Currently, when a user wants columns from a 2D dataset, each column must be explicitly indexed in the columns input value. For example, given a 2D dataset named xvar with n columns, if the user wishes to have all n columns appear in the output file, the columns input value must include xvarX for every X in the range 0 through n - 1. For example, if xvar has 4 columns, and the user wants all of them in the output, then xvar0,xvar1,xvar2,xvar3 must be included in the columns input. For a small number of columns, this is acceptable, but when the 2D dataset contains more than a handful of columns, this is tedious, error-prone, and inconvenient.

To make it easy for users to automatically get all columns of a 2D dataset in the output, we should support a shorthand notation within the columns input. I propose that we support the syntax *VAR as a column name, where VAR is the name of a 2D dataset. For example, continuing from above, if *xvar is part of the columns input, we should automatically "spread" this into xvar0,xvar1,xvar2,xvar3, just as if the user had included such an expanded form in the columns input value to begin with. This syntax is consistent with the Python syntax for iterable unpacking.

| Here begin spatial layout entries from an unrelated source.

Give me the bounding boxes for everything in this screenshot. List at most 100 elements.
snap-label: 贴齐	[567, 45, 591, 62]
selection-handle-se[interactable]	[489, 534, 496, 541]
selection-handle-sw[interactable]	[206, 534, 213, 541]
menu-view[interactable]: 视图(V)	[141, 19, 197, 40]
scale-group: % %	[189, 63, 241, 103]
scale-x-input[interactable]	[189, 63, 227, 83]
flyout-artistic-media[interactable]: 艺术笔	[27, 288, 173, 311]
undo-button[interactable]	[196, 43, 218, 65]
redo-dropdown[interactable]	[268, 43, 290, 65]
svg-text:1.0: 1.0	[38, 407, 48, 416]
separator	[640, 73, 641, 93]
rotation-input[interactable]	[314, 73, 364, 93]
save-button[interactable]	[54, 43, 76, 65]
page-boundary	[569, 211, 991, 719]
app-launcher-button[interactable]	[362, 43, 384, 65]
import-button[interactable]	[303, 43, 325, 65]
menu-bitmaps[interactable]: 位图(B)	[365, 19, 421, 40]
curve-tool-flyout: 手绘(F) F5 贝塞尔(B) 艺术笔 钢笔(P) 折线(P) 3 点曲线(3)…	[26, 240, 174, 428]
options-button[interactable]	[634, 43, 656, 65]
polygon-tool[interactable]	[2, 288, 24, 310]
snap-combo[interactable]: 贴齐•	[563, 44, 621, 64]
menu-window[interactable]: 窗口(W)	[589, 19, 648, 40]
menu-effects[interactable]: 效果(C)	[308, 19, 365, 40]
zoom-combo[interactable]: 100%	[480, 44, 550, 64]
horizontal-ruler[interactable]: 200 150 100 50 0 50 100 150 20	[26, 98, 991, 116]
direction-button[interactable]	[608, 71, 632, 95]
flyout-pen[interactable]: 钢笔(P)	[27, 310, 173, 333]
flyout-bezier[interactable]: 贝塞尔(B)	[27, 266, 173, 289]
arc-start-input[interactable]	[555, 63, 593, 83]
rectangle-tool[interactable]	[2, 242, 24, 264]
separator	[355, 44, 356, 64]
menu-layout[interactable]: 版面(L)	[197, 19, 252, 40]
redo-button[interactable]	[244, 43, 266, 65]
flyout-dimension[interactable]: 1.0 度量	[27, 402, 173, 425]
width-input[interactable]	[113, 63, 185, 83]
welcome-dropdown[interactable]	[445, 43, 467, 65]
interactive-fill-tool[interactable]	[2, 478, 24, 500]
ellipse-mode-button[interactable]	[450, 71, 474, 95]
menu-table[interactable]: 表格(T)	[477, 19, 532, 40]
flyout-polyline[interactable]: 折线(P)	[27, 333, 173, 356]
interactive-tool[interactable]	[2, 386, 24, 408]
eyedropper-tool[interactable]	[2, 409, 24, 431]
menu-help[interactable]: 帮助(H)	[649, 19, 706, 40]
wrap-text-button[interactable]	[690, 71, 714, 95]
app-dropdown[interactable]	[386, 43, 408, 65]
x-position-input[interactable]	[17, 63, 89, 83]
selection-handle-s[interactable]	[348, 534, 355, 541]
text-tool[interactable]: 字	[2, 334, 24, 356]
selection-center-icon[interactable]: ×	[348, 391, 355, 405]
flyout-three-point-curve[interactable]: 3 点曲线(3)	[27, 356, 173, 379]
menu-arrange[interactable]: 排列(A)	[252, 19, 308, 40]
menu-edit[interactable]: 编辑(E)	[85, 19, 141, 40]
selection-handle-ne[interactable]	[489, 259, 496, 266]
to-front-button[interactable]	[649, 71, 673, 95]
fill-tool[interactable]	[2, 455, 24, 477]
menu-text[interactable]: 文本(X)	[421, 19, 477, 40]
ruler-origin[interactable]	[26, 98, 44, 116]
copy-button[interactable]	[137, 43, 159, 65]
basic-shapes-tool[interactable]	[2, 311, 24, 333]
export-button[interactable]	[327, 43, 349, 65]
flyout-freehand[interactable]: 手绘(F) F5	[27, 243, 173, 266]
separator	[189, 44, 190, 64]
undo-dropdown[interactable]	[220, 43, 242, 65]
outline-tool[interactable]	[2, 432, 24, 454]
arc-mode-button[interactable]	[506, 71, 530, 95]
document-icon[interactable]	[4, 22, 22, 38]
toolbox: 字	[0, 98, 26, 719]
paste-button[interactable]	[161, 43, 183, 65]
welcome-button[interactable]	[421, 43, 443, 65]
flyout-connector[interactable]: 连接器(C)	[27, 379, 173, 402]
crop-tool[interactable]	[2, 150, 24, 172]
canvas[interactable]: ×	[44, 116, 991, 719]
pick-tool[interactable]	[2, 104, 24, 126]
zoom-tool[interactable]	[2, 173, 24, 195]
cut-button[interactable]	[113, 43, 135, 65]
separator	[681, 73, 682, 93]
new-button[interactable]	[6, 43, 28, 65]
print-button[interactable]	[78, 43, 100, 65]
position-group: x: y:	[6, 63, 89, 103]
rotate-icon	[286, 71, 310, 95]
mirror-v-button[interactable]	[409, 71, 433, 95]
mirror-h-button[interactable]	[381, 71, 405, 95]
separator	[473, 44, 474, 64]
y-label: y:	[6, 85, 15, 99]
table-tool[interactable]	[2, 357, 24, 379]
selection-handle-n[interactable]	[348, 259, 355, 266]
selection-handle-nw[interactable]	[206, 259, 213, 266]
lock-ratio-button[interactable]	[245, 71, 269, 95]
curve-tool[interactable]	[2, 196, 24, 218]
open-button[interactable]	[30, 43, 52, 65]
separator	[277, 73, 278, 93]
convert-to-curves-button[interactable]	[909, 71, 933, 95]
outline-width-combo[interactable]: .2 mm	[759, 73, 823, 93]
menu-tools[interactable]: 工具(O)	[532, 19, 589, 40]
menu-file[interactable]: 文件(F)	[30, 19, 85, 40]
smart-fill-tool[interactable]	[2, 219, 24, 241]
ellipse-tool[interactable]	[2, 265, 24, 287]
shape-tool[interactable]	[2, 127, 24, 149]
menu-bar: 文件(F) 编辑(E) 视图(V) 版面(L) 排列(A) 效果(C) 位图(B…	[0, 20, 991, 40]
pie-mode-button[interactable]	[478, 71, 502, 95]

However, since we don't know in advance how many columns a 2D dataset contains, this can be resolved by first implementing #47 with one of the proposed approaches, because both approaches specify a means to readily determine the number of columns in any supported 2D dataset.

chuckwondo commented 1 week ago

After discussion with Abigail Barenblitt, we landed on using the Python slice syntax: xvar[a:b]

This would allow users even better flexibility, such that a user can specify a specific start index (a, 0-based) and stop index (b, exclusive), in case the user does not want all columns of xvar (for example).

Further, to select all columns, the syntax would be xvar[:], again, just like Python slice syntax.